Stephania Ergemlidze never played college or high school basketball. She just believes in its power in her own life, she said, and tries to extend that out.

“I was born with a leg condition, I wasn’t supposed to be able to walk,’’ Ergemlidze said. “My family came from the country of Georgia with $300." Shriners Hospital for Children took her in, had her feet in casts for three years. The hope was to get her walking. Sports, she was told, wouldn’t be part of her life.

“My parents put me into every sport,’’ Ergemlidze said over the phone as she walked Wednesday along Ben Franklin Parkway toward City Hall, two friends helping bring along the portable basketball standard that usually is against a wall in the living room of her Fairmount apartment.

Ergemlidze, 26, had started an Instagram project, bringing her basket out into the community. She decided this week she would bring the basket back out. She contacted her friend Jaquill Shackelford, who lives nearby.

“She’s like a YouTube influencer in the basketball community,’’ Shackelford said. “That’s how I met a lot of great people, from different backgrounds and religions and views. It’s kind of like my own LinkedIn. I ran into her, we played one-on-one.”

This was last June. They’ve stayed in touch and when Ergemlidze thought about this current project, she reached out to Shackelford and his friend Khalil Gardener. They were in.

“I was nervous at first, extremely nervous, nauseous, ’’ Ergemlidze said. “I’ve done this in times of peace. I’ve never done it when times are crazier. I don’t want to distract from the protests. I just really want to highlight them more.”

“It was very awkward at first,’’ Shackelford said Friday. “Just carrying around this basket.”

The first time they went out, Ergemlidze said, “We didn’t really have a route. We didn’t know if we should go with the protesters, or lag behind.”

They lagged just a bit, from City Hall to the Art Museum to Rittenhouse Square. The sign Ergemlidze wrote on cardboard told their mission: “I’ve always used basketball to try to bring people together. Today I feel is a day we need that most! I have sanitizer if you’d like to play!”

People played. Or they just asked if they could take a shot.

“We reached pretty much every type of person,’’ Ergemlidze said. “We were able to play with police officers, protestors, pedestrians. People were joining us on our walks, following us around. That was pretty cool. We had every race pretty much join us.”

“It was all love,’’ Shackelford said. “It was all love.”

Shackelford said these two twins followed them around and would play people who walked up. “Hours and hours and hours, we went,’’ Shackelford said. A WHYY reporter ran into them and reported on their project. That really blew things up. According to Shackelford, Gardener got messages from Ben Simmons and Gardener’s personal favorite player, Carmelo Anthony, on Instagram.

Their message, Shackelford hopes, isn’t just that people like to play basketball. He’d heard a story about opposing sides laying down their guns in wartime to play a game of soccer.

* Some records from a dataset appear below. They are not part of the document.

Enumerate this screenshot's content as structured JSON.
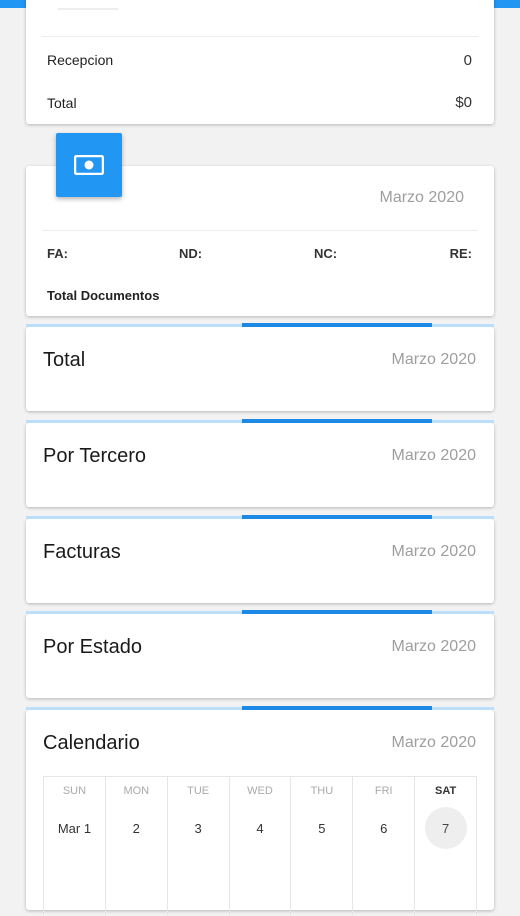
{
  "colors": {
    "accent": "#2196f3",
    "accent_dark": "#1e88e5",
    "accent_light": "#bbdefb"
  },
  "summary_card": {
    "rows": [
      {
        "label": "Recepcion",
        "value": "0"
      },
      {
        "label": "Total",
        "value": "$0"
      }
    ]
  },
  "documents_card": {
    "icon": "money-icon",
    "date": "Marzo 2020",
    "doc_types": [
      "FA:",
      "ND:",
      "NC:",
      "RE:"
    ],
    "total_label": "Total Documentos"
  },
  "sections": [
    {
      "title": "Total",
      "date": "Marzo 2020"
    },
    {
      "title": "Por Tercero",
      "date": "Marzo 2020"
    },
    {
      "title": "Facturas",
      "date": "Marzo 2020"
    },
    {
      "title": "Por Estado",
      "date": "Marzo 2020"
    }
  ],
  "calendar": {
    "title": "Calendario",
    "date": "Marzo 2020",
    "days_of_week": [
      "SUN",
      "MON",
      "TUE",
      "WED",
      "THU",
      "FRI",
      "SAT"
    ],
    "dates": [
      "Mar 1",
      "2",
      "3",
      "4",
      "5",
      "6",
      "7"
    ],
    "today": "7"
  }
}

“In my view, it was kind of this,’’ said Shackelford, who grew up in different places around the city but considers North Philadelphia, around 6th and Girard, as the place where he had the most childhood memories. “The police don’t look good to the other side. The other side don’t look good to the police. It was our way to say, let’s tone it down.”

Shackelford, 26, never played organized ball — “never played under the whistle” — but he can name a variety of courts around the city where he played, though he didn’t pick up the game until his late teens. “I could barely touch the backboard. It was a good way for me to lose weight.”

If the quarantine put a couple of pounds back on him, Shackelford said, dragging a full basketball standard around Center City is a pretty good training regimen. Weather permitting, the trio planned to be back out Saturday.

“There’s a bigger message than just us playing basketball,’’ Shackelford said. “Somebody lost their life. There are problems in this world. Can we help ease the tension?”